The Runnable interface is the foundation for working with LangChain components, and it's implemented across many of them, such as language models, output parsers, retrievers, compiled LangGraph graphs and more.

The Runnable way defines a standard interface that allows a Runnable component to be:

Invoked: A single input is transformed into an output.

Batched: Multiple inputs are efficiently transformed into outputs.

Streamed: Outputs are streamed as they are produced.

Inspected: Schematic information about Runnable's input, output, and configuration can be accessed.

Composed: Multiple Runnables can be composed to work together using the LangChain Expression Language (LCEL) to create complex pipelines.

Please review the LCEL Cheatsheet for some common patterns that involve the Runnable interface and LCEL expressions.

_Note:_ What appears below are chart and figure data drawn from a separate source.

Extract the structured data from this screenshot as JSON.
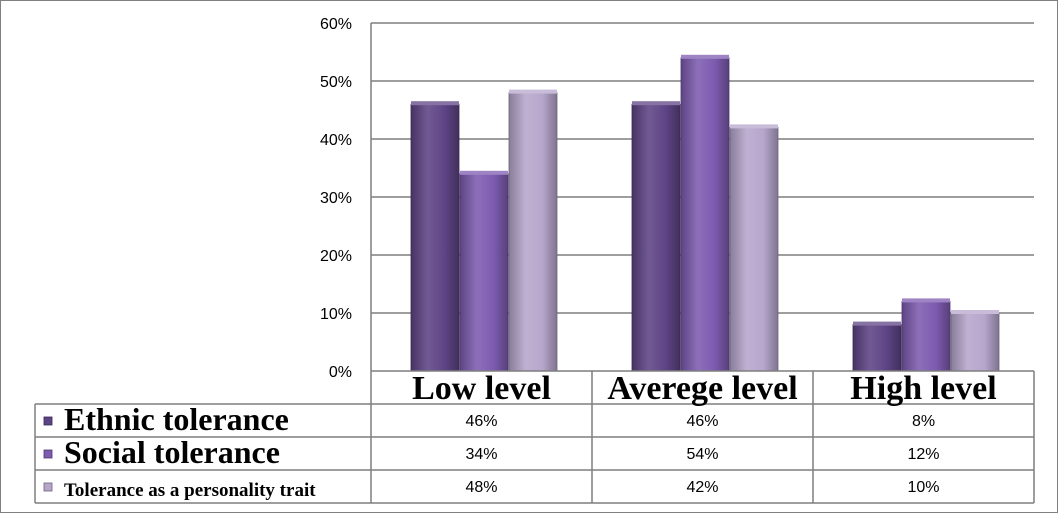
{
  "chart_data": {
    "type": "bar",
    "categories": [
      "Low level",
      "Averege level",
      "High level"
    ],
    "series": [
      {
        "name": "Ethnic tolerance",
        "values": [
          46,
          46,
          8
        ],
        "color": "#5E4485",
        "labels": [
          "46%",
          "46%",
          "8%"
        ]
      },
      {
        "name": "Social tolerance",
        "values": [
          34,
          54,
          12
        ],
        "color": "#7D5BB0",
        "labels": [
          "34%",
          "54%",
          "12%"
        ]
      },
      {
        "name": "Tolerance as a personality trait",
        "values": [
          48,
          42,
          10
        ],
        "color": "#B6A6CC",
        "labels": [
          "48%",
          "42%",
          "10%"
        ]
      }
    ],
    "ylim": [
      0,
      60
    ],
    "yticks": [
      "0%",
      "10%",
      "20%",
      "30%",
      "40%",
      "50%",
      "60%"
    ],
    "ytick_values": [
      0,
      10,
      20,
      30,
      40,
      50,
      60
    ],
    "grid": true,
    "legend": "data table",
    "title": "",
    "xlabel": "",
    "ylabel": ""
  }
}
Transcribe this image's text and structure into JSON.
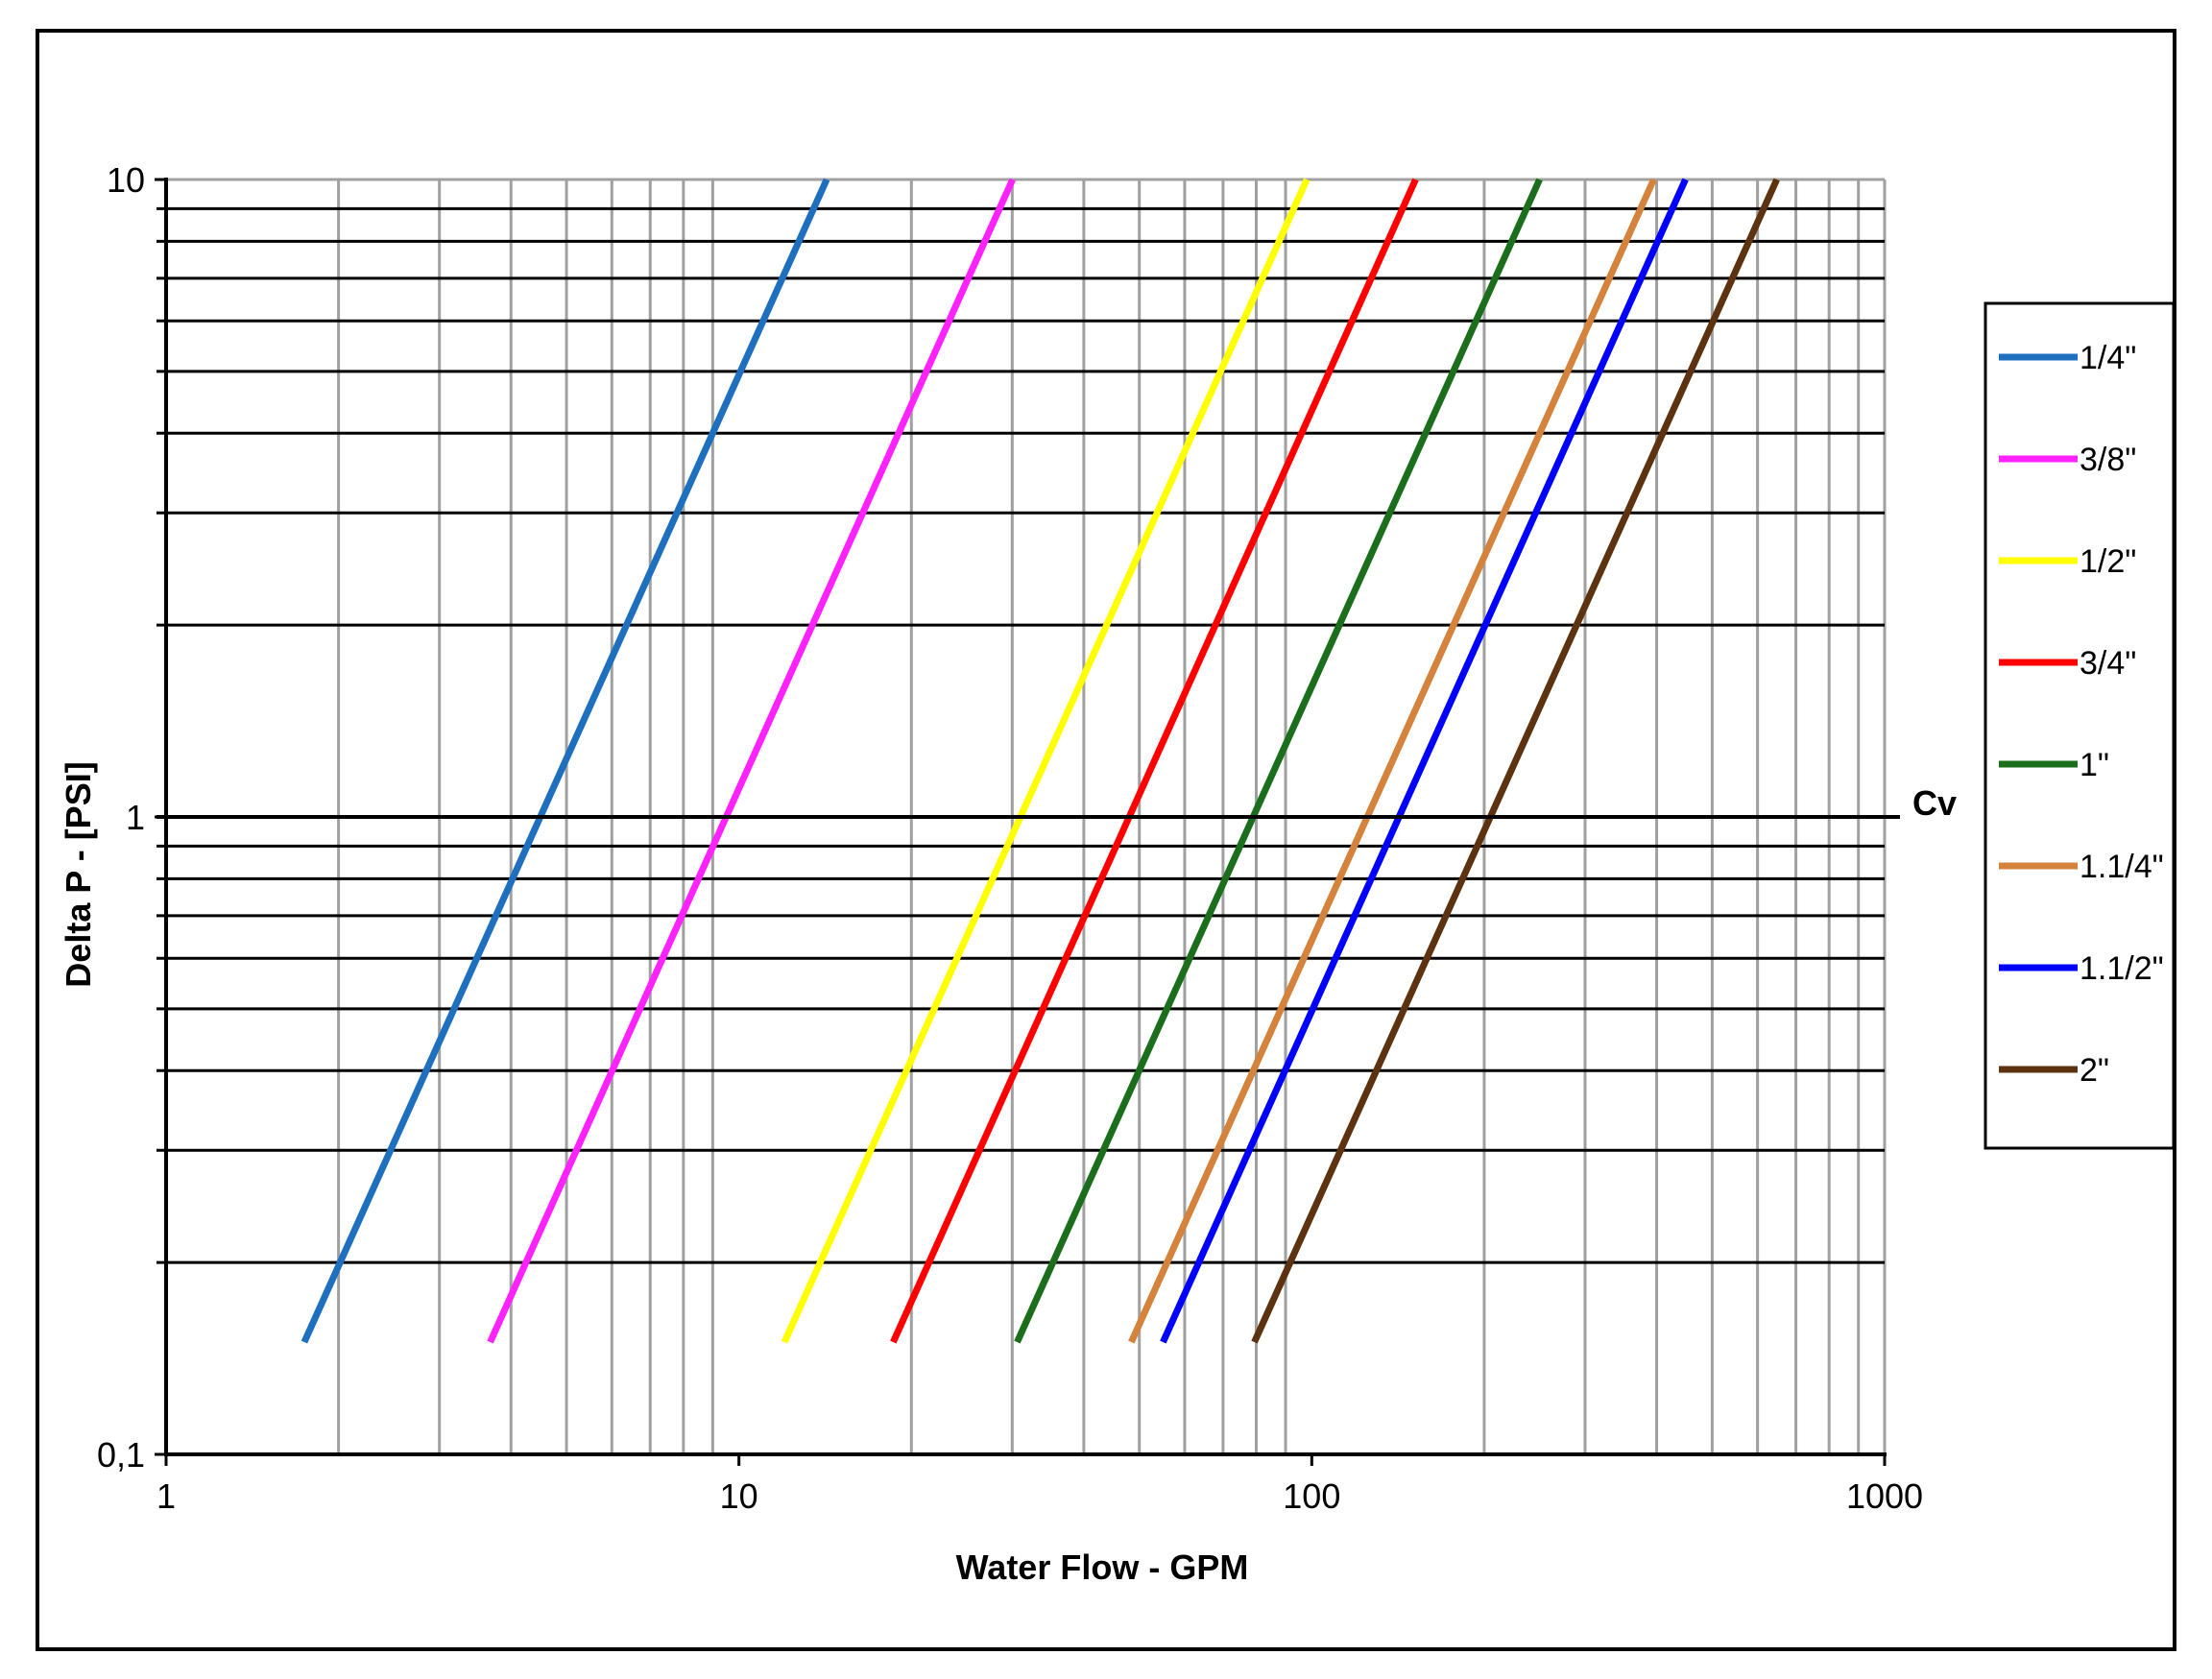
{
  "chart_data": {
    "type": "line",
    "title": "",
    "xlabel": "Water Flow - GPM",
    "ylabel": "Delta P - [PSI]",
    "x_scale": "log",
    "y_scale": "log",
    "xlim": [
      1,
      1000
    ],
    "ylim": [
      0.1,
      10
    ],
    "x_ticks": [
      {
        "value": 1,
        "label": "1"
      },
      {
        "value": 10,
        "label": "10"
      },
      {
        "value": 100,
        "label": "100"
      },
      {
        "value": 1000,
        "label": "1000"
      }
    ],
    "y_ticks": [
      {
        "value": 0.1,
        "label": "0,1"
      },
      {
        "value": 1,
        "label": "1"
      },
      {
        "value": 10,
        "label": "10"
      }
    ],
    "grid": true,
    "legend_position": "right",
    "reference_line": {
      "y": 1,
      "label": "Cv"
    },
    "y_range_series": [
      0.15,
      10
    ],
    "series": [
      {
        "name": "1/4\"",
        "color": "#1f6fbf",
        "cv": 4.5
      },
      {
        "name": "3/8\"",
        "color": "#ff22ff",
        "cv": 9.5
      },
      {
        "name": "1/2\"",
        "color": "#ffff00",
        "cv": 31
      },
      {
        "name": "3/4\"",
        "color": "#ff0000",
        "cv": 48
      },
      {
        "name": "1\"",
        "color": "#1b6e1b",
        "cv": 79
      },
      {
        "name": "1.1/4\"",
        "color": "#d4823c",
        "cv": 125
      },
      {
        "name": "1.1/2\"",
        "color": "#0000ff",
        "cv": 142
      },
      {
        "name": "2\"",
        "color": "#5c3210",
        "cv": 205
      }
    ]
  }
}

Quick way to make a function into a runnable


from typing import List

from langchain_core.documents import Document
from langchain_core.runnables import chain


@chain
def retriever(query: str) -> List[Document]:
    return vector_store.similarity_search(query, k=1)


retriever.batch(
    [
        "How many distribution centers does Nike have in the US?",
        "When was Nike incorporated?",
    ],
)

Retrievers

Retriever class returns Documents given a text query.

Vectorstores implement an as_retriever method that will generate a Retriever, specifically a VectorStoreRetriever. These retrievers include specific search_type and search_kwargs attributes that identify what methods of the underlying vector store to call, and how to parameterize them. For instance, we can replicate the above with the following:


retriever = vector_store.as_retriever(
    search_type="similarity",
    search_kwargs={"k": 1},
)

retriever.batch(
    [
        "How many distribution centers does Nike have in the US?",
        "When was Nike incorporated?",
    ],
)

Reading Materials

Retrieval strategies can be rich and complex. For example:

We can infer hard rules and filters from a query (e.g., "using documents published after 2020");

We can return documents that are linked to the retrieved context in some way (e.g., via some document taxonomy);

We can generate multiple embeddings for each unit of context;

We can ensemble results from multiple retrievers;

We can assign weights to documents, e.g., to weigh recent documents higher.